Because the one thing that I left out earlier that I wanted to share with you about Soldiers’ Angels, this is probably the greatest thing that ever happened, aside from when I was deployed, was Patti [Patton]-Bader, the original founder of Soldiers’ Angels, I was one of her original soldiers. When I got assigned from Germany to Texas at Fort Bliss, we had trailers in a big sand bowl like we were deployed again, because they were building new structures for us. And one of my trailers was my soldiers’ day room. Well, it’s illegal for soldiers on active duty to solicit for donations. So I said [to Patty] let me show you what we have here. So I took a picture of an empty day room with a broken ping pong table, and a couple of chairs and a couch. I said, yep, this is ours. This is where my guys get to come and relax. Well, Patti understood the message. And so all of a sudden I received three TVs from Soldiers’ Angels, I received three Xbox systems. I received board games, decks of cards, writing paper, snacks, all kinds of cool stuff from Soldiers’ Angels. And it was great for morale.
Q. Before I let you go, I want to ask what it means to you to be a veteran?
Darrin: Wow. I am so proud to be a veteran because it started with grandma and grandpa and World War II and my uncle in Vietnam. You know, I was always raised around the military. I remember grandpa marching me and my sister when we were like five and six years old to the bar that he would go drink beer while we shot pool. And then my uncle from Vietnam, he’s a member of the American Legion.
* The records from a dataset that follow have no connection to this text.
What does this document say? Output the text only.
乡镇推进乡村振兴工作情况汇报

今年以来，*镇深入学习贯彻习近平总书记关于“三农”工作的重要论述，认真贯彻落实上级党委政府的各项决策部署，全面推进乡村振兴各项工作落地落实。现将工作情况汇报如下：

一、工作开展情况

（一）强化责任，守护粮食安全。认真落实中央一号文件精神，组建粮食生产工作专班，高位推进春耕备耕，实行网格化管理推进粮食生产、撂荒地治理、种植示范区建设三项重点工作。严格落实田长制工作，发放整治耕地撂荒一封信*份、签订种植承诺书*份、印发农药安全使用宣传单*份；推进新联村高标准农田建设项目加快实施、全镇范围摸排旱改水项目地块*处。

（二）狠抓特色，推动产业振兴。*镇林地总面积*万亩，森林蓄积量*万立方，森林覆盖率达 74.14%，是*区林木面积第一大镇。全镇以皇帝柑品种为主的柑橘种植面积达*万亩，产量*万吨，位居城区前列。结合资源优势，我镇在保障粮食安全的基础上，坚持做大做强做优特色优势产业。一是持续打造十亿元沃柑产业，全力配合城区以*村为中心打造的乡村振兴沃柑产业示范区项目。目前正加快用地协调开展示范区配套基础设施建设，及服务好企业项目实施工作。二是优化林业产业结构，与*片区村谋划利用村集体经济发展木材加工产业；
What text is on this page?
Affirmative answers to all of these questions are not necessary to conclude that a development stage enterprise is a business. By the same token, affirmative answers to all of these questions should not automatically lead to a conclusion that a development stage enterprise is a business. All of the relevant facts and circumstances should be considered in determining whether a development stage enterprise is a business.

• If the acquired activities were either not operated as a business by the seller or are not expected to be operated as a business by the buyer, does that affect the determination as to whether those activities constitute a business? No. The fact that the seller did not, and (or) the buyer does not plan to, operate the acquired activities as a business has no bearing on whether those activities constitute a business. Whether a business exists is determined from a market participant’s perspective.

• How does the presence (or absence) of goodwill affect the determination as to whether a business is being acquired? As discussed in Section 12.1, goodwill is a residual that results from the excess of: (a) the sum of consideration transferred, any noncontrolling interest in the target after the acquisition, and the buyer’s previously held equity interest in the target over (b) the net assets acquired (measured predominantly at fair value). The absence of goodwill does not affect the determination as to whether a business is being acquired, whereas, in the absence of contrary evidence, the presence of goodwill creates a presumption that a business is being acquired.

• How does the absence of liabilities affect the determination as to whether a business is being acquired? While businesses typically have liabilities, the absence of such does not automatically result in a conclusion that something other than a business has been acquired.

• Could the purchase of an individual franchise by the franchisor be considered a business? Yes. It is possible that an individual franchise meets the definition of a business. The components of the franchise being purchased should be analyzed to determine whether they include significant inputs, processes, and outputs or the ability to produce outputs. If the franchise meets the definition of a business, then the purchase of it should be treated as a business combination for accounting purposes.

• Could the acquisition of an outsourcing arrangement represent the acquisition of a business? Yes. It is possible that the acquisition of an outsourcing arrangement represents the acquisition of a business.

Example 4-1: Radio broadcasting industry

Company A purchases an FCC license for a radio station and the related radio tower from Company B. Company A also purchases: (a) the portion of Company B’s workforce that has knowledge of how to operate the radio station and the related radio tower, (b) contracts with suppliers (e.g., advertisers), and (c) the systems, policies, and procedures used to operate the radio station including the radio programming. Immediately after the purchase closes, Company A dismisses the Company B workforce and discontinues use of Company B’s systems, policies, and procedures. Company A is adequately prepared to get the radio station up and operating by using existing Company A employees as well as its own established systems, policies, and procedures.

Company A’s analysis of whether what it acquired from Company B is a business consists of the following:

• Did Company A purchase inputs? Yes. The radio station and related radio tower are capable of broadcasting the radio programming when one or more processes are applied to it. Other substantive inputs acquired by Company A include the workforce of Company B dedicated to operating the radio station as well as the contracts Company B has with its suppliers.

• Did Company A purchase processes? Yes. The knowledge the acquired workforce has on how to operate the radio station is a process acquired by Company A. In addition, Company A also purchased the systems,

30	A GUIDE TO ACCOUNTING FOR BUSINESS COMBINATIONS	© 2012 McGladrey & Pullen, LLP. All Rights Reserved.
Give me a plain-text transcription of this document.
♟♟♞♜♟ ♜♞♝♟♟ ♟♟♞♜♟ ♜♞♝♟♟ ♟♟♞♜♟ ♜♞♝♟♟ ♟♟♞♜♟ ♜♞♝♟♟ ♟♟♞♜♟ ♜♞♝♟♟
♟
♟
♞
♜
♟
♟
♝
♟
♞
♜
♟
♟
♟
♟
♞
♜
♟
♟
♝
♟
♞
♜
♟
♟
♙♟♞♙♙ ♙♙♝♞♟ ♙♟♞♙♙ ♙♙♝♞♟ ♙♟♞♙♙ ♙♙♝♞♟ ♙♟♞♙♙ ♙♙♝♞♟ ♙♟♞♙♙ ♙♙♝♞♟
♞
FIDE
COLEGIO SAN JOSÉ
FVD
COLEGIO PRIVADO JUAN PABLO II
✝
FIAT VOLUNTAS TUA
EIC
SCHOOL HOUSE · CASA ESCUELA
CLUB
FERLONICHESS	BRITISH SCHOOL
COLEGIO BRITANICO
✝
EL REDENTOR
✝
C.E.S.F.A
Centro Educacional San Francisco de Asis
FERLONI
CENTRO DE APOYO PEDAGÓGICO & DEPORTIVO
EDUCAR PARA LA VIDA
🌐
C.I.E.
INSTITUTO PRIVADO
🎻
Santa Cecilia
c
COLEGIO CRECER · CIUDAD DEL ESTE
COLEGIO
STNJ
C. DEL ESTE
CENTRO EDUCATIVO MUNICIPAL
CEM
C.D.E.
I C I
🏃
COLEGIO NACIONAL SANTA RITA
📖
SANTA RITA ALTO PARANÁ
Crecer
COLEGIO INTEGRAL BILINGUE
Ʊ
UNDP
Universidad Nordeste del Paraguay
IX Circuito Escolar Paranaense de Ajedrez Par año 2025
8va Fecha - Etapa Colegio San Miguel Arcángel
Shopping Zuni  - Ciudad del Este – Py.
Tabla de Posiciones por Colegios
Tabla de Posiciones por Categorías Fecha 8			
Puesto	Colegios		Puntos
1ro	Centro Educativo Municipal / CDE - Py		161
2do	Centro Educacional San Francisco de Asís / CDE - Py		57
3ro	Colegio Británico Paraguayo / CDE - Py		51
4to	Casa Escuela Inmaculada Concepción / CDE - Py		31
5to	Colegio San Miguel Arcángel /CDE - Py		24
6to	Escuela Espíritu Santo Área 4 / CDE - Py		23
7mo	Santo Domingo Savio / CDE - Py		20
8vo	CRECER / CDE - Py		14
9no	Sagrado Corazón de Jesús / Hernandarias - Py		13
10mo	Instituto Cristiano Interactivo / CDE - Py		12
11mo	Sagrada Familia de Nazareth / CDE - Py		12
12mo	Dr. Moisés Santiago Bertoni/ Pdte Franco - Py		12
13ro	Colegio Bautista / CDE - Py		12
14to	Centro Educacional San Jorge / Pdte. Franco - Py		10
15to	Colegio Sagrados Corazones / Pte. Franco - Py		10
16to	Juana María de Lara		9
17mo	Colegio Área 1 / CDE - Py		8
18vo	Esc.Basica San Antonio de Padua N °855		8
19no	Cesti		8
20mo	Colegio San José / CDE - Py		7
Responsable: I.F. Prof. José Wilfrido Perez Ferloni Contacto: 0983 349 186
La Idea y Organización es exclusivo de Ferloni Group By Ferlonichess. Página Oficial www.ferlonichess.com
And he was the commander at one time. So getting in a room with a bunch of veterans, and they’re talking about their experiences. And they’re sharing them with me, because I was a soldier, because the things that veterans talk about, don’t always get to go to civilians, because in their mind, you don’t understand. And whether it be a sad situation that makes them cry, or a happy situation that makes them cry. You know, veterans at that place would tell us, and I was like, oh, wow, this is so interesting. This is so cool. I hope someday I can be a soldier too, which affected both my sons, they were both like, wow, this is so cool. And they were proud.
So for me, now that I’m an actual veteran, I’m proud that my boys have done the same thing. So it’s just a matter of pride, that there’s still good things in the world that can make you feel good instead of drugs, or alcohol. You know, it that’s what me being a veteran to me is that pride, that selfless pride of doing stuff for others without expecting anything in return.